I'm building up an old frame from scavenged parts. I'm using an old (70's?) Campy crankset stamped "Strada" that had some rusty campy pedals on it too. The crank and pedals are both stamped "9/16 x 20", which I thought was standard size and pitch. . But I can't get any other pedals to thread onto the cranks! The rusty pedals will fit easily on an SR crank, but the pedals from the SR bind up on the campy crank. Anyone know what's going on? FWIW the crankset is a 53-45 with a C-C bolt distance of 89 mm.


----------



## il sogno (Jul 15, 2002)

First off, Strada means "road," meaning the cranks were part of a road-racing kit. If the cranks were for track, they'd say "pista." In any event, I still use a set of circa '73 Campy Nuovo Record Strada cranks, and they are indeed stamped 9/16 x 20. I currently have a set of cheap, recently built rubber Taiwanese pedals on the cranks, which means the pitch of the screw threads is still the standard. I must tell you, though, that Campy cranks in the Seventies were made to such insanely tight tolerances, the installation and removal of pedals from the beasts was an exercise in masochism - this even using Campy pedals and loading the surfaces with genuine Campy grease. 
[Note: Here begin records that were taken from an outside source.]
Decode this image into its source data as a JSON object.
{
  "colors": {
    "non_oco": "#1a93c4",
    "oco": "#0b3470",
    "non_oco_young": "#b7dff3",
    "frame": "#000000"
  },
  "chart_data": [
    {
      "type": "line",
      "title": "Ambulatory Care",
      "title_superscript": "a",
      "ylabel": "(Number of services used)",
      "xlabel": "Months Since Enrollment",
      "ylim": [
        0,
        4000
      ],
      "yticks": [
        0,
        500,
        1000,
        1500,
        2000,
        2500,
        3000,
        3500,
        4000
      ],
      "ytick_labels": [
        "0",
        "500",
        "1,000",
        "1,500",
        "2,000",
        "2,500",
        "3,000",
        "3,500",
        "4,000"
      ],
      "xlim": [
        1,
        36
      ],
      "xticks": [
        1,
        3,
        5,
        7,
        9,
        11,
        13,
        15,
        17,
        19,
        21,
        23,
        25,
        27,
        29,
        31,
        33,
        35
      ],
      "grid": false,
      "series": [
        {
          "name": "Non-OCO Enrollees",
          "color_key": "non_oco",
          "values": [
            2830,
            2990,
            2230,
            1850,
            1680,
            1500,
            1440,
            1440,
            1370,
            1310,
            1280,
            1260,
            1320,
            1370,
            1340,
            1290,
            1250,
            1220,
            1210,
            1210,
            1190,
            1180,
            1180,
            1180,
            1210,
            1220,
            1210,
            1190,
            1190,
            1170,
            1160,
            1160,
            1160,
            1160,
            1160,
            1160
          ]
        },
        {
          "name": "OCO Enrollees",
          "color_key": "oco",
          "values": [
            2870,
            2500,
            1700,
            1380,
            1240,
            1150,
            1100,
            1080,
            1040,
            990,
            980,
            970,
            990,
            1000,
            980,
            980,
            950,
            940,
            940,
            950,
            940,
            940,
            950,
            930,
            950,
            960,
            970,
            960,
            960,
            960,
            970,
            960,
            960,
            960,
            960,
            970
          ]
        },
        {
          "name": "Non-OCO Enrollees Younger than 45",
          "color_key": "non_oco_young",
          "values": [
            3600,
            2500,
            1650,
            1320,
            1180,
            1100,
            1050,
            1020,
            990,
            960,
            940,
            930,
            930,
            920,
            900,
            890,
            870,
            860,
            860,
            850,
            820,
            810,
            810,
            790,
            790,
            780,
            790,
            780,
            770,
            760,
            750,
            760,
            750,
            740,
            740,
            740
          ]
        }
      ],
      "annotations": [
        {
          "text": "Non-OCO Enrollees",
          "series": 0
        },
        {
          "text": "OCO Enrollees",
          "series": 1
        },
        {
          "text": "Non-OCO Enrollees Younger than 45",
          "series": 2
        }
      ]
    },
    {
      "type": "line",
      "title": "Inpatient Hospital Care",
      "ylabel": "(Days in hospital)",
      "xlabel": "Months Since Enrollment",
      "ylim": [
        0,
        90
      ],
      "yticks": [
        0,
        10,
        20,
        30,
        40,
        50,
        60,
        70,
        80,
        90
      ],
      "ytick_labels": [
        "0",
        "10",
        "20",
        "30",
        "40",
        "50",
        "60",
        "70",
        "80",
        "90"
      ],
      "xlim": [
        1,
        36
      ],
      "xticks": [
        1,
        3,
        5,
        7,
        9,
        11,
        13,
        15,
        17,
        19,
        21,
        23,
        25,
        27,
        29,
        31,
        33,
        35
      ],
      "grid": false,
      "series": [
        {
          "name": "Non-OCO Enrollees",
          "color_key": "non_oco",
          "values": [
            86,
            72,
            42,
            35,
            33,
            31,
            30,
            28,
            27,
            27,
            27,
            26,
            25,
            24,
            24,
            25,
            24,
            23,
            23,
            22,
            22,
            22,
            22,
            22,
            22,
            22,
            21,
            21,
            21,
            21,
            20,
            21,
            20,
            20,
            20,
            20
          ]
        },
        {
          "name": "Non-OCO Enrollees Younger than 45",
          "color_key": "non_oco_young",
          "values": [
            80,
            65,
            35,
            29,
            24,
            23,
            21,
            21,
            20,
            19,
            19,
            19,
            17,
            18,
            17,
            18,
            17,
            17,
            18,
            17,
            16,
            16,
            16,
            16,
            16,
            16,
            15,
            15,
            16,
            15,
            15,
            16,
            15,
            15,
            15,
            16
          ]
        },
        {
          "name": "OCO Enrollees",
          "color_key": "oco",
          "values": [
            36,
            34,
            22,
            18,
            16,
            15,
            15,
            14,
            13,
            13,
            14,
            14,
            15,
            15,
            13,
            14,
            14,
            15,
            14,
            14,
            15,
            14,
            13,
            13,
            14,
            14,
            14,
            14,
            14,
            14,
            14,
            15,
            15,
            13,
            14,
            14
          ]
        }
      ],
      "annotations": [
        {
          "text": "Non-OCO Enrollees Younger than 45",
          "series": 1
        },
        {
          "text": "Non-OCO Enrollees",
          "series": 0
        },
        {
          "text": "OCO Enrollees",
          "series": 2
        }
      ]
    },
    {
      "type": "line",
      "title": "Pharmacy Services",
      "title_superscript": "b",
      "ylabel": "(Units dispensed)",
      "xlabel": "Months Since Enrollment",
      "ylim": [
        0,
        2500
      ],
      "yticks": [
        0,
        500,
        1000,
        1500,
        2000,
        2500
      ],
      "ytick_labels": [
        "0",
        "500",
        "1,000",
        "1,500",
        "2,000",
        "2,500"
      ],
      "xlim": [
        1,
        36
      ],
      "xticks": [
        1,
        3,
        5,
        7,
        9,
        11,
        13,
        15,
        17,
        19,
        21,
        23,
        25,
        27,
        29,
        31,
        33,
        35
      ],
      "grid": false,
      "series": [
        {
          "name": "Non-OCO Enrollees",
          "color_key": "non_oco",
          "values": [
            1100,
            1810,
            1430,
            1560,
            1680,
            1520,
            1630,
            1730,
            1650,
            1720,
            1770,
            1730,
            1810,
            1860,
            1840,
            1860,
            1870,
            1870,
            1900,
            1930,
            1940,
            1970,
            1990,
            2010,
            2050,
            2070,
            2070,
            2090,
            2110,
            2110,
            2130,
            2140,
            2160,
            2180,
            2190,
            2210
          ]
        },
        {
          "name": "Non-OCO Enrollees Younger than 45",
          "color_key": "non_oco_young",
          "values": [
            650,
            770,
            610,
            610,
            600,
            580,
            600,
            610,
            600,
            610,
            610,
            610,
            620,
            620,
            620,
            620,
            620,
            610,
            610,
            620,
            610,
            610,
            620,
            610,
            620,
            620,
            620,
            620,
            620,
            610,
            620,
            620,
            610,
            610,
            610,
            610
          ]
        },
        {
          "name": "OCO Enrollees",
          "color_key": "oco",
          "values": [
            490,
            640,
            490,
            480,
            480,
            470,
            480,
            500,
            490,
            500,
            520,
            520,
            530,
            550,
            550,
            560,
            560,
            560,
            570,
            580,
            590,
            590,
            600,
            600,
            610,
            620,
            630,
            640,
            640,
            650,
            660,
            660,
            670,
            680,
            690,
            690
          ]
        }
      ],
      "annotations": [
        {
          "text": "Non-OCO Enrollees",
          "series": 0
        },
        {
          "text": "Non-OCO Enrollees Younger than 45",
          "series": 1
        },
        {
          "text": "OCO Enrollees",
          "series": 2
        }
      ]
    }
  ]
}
In other words, if pedals don't seem to fit, keep trying. With prayers and patience, you might be able to mount one (or maybe both) of them. You also, of course, might bugger up the threads...


----------



## TurboTurtle (Feb 4, 2004)

"I must tell you, though, that Campy cranks in the Seventies were made to such insanely tight tolerances, the installation and removal of pedals from the beasts was an exercise in masochism - this even using Campy pedals and loading the surfaces with genuine Campy grease."

Only a Campyphile would refer to this as "tight tolerences". - TF


----------